Sometimes, the mirror is actually the one that’s the fairest of them all—especially if it’s the squiggly, sometimes white, sometimes pink one you’ve seen all over Instagram the past few months. The funny thing is, it’s hardly new—that mirror is Ettore Sottsass’s Ultrafragola, originally designed in 1970, and it’s merely having a renaissance.
Its appeal isn’t surprising—I mean, just look at it—but the mirror is part of a larger trend we’ve seen over the past couple of years: Memphis design. (Sottsass founded Memphis Group, the collective of designers that started the movement, in 1981.) Squiggly, abstract shapes? That’s Memphis. Thick, black-and-white stripes alongside pops of neon and primary colors? That’s Memphis. Elementary school jungle gym–meets–intergalactic spacecraft–style architecture? That’s right—Memphis!
The Ultrafragola (“ultra strawberry” in Italian) may predate the founding of the Memphis Group, but it’s entirely in line with that aesthetic. And somehow it strikes the ideal balance between all-out ’80s and fresh, fun, contemporary; hence its newfound stature as a status buy.
Rapper Frank Ocean has it.
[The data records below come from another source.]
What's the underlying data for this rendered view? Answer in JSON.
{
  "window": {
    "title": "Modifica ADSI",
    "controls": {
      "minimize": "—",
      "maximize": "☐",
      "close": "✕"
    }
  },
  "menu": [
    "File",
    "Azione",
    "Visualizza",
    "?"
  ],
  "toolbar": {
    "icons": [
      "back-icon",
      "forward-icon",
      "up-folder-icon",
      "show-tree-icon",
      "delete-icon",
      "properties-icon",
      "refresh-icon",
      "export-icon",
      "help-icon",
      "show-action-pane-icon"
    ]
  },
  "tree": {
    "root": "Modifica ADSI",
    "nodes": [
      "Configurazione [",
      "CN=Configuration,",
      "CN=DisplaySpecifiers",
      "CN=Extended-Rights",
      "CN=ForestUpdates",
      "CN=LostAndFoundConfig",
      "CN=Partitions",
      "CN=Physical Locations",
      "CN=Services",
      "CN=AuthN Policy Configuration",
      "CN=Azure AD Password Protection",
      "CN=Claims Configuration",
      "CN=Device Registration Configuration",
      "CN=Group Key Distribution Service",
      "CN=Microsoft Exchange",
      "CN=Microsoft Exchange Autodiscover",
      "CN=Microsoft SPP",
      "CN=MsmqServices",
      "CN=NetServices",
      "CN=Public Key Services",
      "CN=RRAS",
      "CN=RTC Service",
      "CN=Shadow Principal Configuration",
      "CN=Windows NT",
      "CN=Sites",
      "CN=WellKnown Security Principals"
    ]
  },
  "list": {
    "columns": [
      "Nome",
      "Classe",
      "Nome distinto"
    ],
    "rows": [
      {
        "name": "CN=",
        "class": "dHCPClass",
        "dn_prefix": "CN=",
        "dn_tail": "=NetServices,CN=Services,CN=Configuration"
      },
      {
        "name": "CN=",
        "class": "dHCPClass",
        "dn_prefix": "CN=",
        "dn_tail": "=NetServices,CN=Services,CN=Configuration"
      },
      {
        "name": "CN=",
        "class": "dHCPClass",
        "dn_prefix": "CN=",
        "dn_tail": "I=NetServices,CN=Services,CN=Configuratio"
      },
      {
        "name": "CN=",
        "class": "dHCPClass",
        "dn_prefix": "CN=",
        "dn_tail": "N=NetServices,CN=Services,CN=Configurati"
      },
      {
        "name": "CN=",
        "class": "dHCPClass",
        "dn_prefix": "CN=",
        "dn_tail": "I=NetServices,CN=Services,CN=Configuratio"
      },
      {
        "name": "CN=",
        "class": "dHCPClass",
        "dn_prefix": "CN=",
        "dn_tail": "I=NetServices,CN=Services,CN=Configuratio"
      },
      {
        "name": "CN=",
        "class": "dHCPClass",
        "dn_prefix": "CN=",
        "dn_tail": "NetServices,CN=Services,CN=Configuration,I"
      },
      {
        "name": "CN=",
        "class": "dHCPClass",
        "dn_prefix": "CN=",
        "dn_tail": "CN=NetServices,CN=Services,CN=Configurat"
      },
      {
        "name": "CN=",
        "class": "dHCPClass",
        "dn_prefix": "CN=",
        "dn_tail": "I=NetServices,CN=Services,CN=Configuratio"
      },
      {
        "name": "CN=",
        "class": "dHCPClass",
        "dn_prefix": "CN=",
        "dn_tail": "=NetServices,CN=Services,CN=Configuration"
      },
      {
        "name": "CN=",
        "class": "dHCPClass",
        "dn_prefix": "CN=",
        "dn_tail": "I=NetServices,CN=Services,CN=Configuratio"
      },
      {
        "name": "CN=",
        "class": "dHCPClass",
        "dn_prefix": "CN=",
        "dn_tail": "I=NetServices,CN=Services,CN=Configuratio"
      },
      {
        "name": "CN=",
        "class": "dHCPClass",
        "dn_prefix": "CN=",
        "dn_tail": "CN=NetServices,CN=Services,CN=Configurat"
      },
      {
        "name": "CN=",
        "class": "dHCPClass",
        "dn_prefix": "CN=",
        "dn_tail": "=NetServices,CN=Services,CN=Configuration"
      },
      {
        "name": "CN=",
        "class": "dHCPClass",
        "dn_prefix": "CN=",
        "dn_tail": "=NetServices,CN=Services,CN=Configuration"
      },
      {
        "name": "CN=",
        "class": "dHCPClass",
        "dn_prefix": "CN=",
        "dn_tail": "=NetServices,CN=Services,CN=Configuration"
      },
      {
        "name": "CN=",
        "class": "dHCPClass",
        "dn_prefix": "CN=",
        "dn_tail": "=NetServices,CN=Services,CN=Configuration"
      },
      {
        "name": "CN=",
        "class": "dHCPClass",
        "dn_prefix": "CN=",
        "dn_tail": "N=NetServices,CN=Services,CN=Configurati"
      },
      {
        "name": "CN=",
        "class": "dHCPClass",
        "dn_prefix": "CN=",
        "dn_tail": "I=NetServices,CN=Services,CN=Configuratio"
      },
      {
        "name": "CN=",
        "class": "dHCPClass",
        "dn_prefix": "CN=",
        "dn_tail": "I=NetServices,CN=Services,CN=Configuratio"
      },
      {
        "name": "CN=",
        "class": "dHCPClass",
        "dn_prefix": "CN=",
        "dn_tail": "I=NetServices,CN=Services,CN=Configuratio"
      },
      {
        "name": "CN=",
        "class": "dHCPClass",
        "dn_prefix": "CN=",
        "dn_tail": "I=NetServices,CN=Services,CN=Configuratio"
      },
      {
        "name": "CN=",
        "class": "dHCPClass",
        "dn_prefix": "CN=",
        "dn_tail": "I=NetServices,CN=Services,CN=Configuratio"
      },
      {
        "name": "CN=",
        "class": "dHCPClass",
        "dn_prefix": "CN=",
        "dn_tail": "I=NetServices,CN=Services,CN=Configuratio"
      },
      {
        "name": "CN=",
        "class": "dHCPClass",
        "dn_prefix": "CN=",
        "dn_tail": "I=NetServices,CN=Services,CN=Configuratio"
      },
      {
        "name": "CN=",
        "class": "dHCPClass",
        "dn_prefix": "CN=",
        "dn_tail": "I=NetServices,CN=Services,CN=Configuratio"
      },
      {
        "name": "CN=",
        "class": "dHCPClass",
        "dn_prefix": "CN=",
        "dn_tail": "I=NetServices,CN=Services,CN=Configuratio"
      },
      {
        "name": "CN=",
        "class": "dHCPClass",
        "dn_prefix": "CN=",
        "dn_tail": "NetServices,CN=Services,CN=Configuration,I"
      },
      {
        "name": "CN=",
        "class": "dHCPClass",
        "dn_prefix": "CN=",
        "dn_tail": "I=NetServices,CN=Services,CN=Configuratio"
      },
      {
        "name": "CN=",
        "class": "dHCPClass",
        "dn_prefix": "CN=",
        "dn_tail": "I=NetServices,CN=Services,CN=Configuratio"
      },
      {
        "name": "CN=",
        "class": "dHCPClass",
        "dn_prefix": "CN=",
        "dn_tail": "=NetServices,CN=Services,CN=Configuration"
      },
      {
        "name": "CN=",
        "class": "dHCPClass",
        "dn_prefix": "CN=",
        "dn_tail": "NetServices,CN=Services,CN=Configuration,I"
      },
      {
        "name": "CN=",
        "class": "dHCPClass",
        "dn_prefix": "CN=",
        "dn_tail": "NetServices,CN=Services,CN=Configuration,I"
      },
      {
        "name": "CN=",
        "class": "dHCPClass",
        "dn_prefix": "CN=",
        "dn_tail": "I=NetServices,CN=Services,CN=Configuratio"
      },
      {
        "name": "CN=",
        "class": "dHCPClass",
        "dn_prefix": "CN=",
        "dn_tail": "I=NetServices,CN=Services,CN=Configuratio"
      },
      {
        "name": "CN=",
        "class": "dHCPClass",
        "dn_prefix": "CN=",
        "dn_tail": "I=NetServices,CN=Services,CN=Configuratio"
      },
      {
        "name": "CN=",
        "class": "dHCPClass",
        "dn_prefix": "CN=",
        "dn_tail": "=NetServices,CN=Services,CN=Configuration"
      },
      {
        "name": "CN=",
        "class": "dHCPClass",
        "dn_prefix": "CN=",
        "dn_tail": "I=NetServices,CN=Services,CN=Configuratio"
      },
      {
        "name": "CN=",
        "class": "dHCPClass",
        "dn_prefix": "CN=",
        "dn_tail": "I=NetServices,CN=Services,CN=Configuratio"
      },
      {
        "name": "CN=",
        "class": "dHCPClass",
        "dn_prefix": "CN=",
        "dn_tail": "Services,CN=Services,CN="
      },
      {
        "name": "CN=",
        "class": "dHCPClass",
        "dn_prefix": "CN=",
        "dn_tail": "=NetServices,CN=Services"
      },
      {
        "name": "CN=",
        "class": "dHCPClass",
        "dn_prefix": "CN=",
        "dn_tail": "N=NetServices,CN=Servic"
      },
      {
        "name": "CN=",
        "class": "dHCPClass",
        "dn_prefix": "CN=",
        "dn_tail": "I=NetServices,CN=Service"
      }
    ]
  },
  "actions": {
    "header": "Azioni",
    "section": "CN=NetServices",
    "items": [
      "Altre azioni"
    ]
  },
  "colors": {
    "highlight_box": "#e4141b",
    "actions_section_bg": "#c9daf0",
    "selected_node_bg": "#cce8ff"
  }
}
Lighting designer Jonathan Entler covets it. And, of course, it can also be found in the 1stdibs Gallery in New York City. With its delightfully curvy, illuminated frame, it’s become fodder for the Instagram age. But with the mirror’s roots in one of history’s most influential design movements, it’s the perfect branch between old and new. Not a bad thing to value, if you ask us.
Admittedly, as a piece of history and a thoroughly iconic design, the Ultrafragola comes with a steep price, generally around $10,000. But this piece is definitely worthy of daydreams, no? Let’s take a look at all the ways it can be styled.
Amid Pretty Pastels
As a Dramatic End-of-Hall Accent
Sure, this mirror is functional, but make no mistake: It’s also a work of art. Here, interior designer Tasmin Johnson positioned it at the end of a short corridor to emphasize its presence.
Lit From Within
The mirror looks great turned off, but it really steals the show when it’s lit up. The neon lights that run inside it are what give it a rosy glow—otherwise it appears white.
Contrasted With Mid-Century Treasures
It’s okay if you’re not all about Memphis; the Ultrafragola can blend in with plenty of different styles. In landscape architect Kimberly Von Koontz’s New York home, the mirror is a squiggly contrast to all the structured mid-century Italian collectibles, like a Superleggera chair.
In an All-Out Tribute
Sasha Bikoff’s display at last year’s Kips Bay Decorator Show House is anything but subtle, with a cacophony of Memphis patterns filling every inch of the space. Amid so much color and print, the Ultrafragola is actually a point of serenity.